With ANC, Mandela fought whites’ regime in the country to a still, championing several well-organized protests with the party’s Youth League. What began as a routine peaceful demonstrations later snowballed into violent protests.

And in 1964, the sledgehammer of the ruling government then fell on Mandela. He was made to pay the price for leading a rebel team. And the price was deadly. In 1964, he was sentenced to life imprisonment. 

While in prison, the fire he ignited never ceased burning. His arrest and subsequent imprisonment generated global rage with many demanding his unconditional release. After spending 27 years in prison, and with no hope of the continuous demonstrations thawing, he was released in 1990 under the government of FW de Klerk, then a white president in South Africa.

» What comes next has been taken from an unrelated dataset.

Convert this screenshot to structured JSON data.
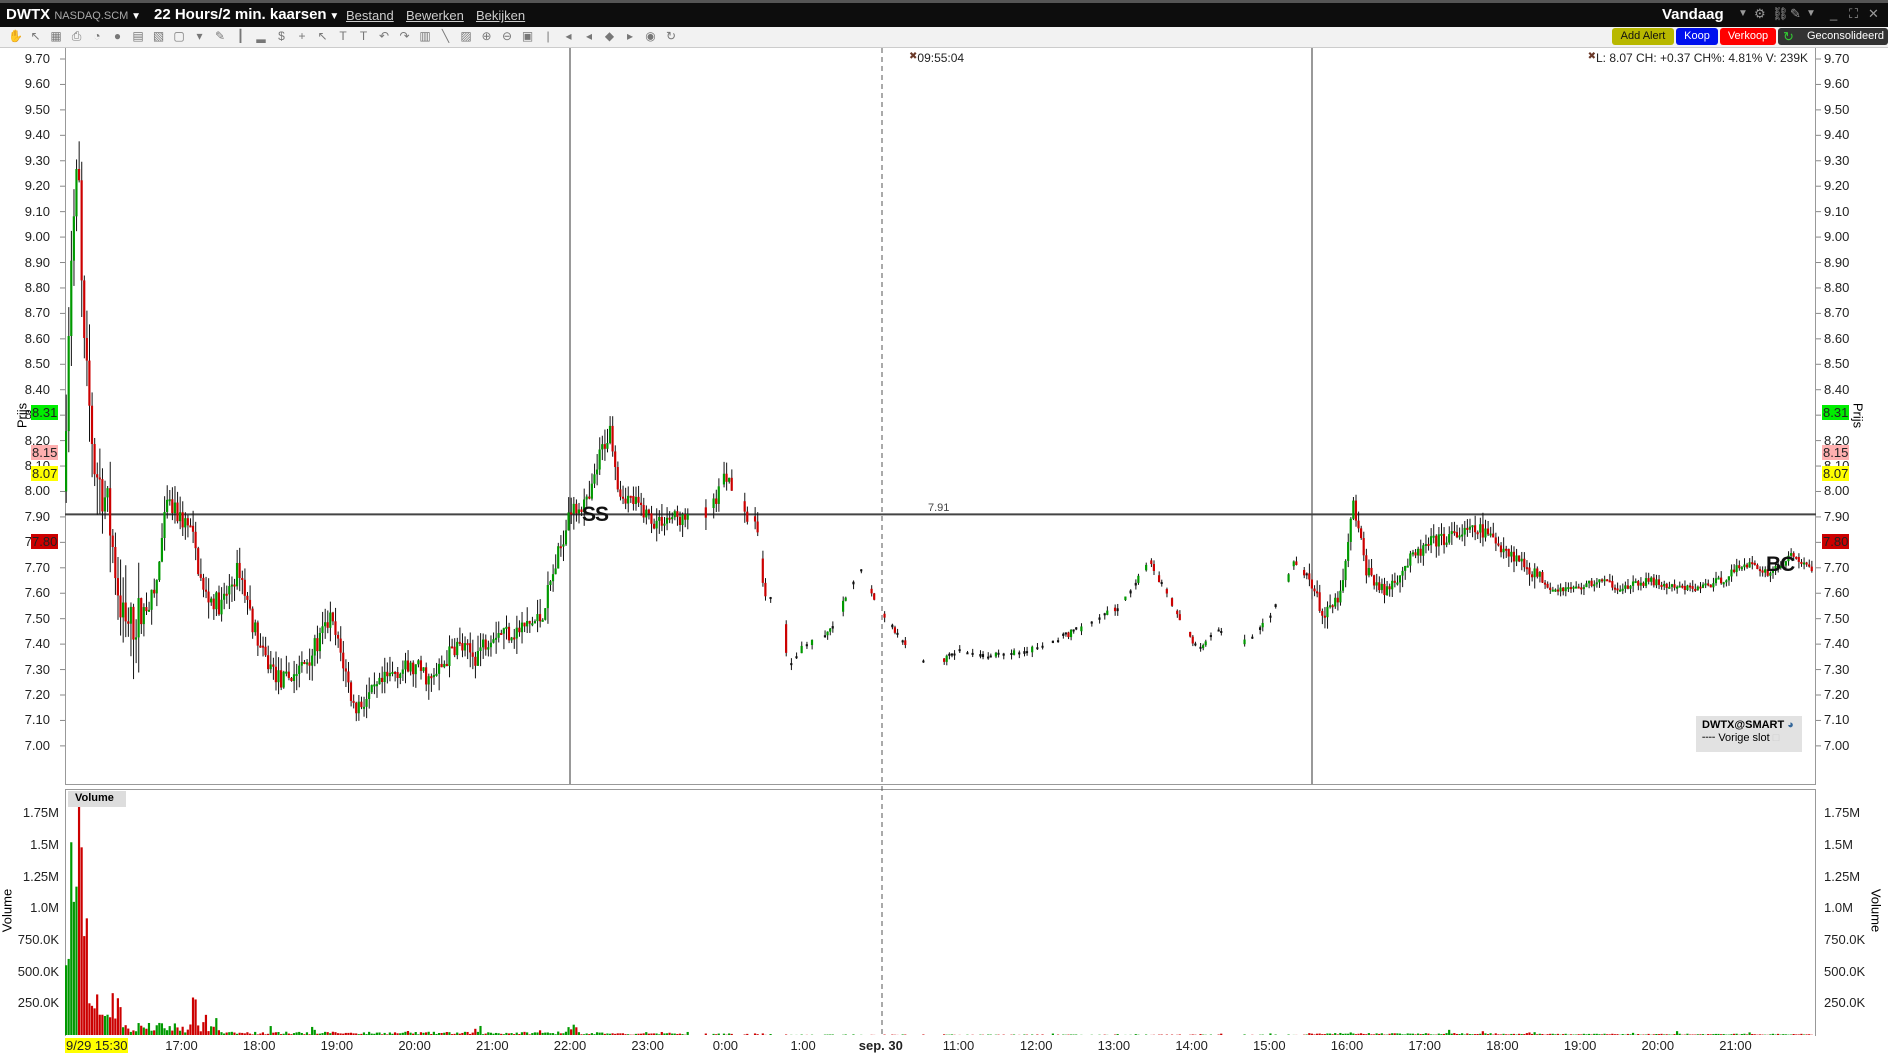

It was a dream come true, not only for Mandela but the world. Mandela won. His people won. The world won. In 1991, the apartheid system was proscribed in South Africa. For his numerous contributions to the emancipation of the black race, he bagged the Nobel Peace Prize in 1993.  

In 1994, he became the first elected black President in South Africa. In 2013, the influential leader died and was celebrated across the globe.

He is still being celebrated.

The challenge

As the world this year’s edition of Mandela International Day, it difficult to measure how well the ideology the former president stood for has been put into use. Hatred is becoming rife among countries of the world. In South Africa, racial discrimination which Mandela fought still remains an issue. There are cases of xenophobic attacks here and there. President Cyril Ramaphosa is seemingly working assiduously to address the situation. How far he can go remains to be seen. His government for instance has been pushing for land reforms to address the existing imbalances in land ownership between whites and blacks in South Africa. On July 31, 2018, Ramaphosa announced plans by his government to amend the constitution to allow expropriation of land without compensation.

Landexpropriation is the act of the government taking over privately-owned land to be used for purposes designed to benefit the overall public. The move, reported by CARACAL REPORTS, was believed to be part of ongoing efforts to grant the blacks more access to land in the country- a significant promise of the party when it assumed power in 1994. Expectedly, it drew criticisms from the whites in South Africa and generate international rage, especially from US government. 

CARACAL REPORTS had earlier argued that South Africa needs radical reforms to stamp out traces of apartheid and it seems President Ramaphosa’s administration is willing to ring the needed change. 

Beyond South Africa, the world must take up of ensuring the legacies left behind by Mandela are not left to wither. Conscious efforts must be taken to ensure they are sustained. Issues racial discrimination, gender inequality, poverty, exploitation among others must engage the attention of world leaders. Until this is done, the purpose of the of the annual celebration will be defeated.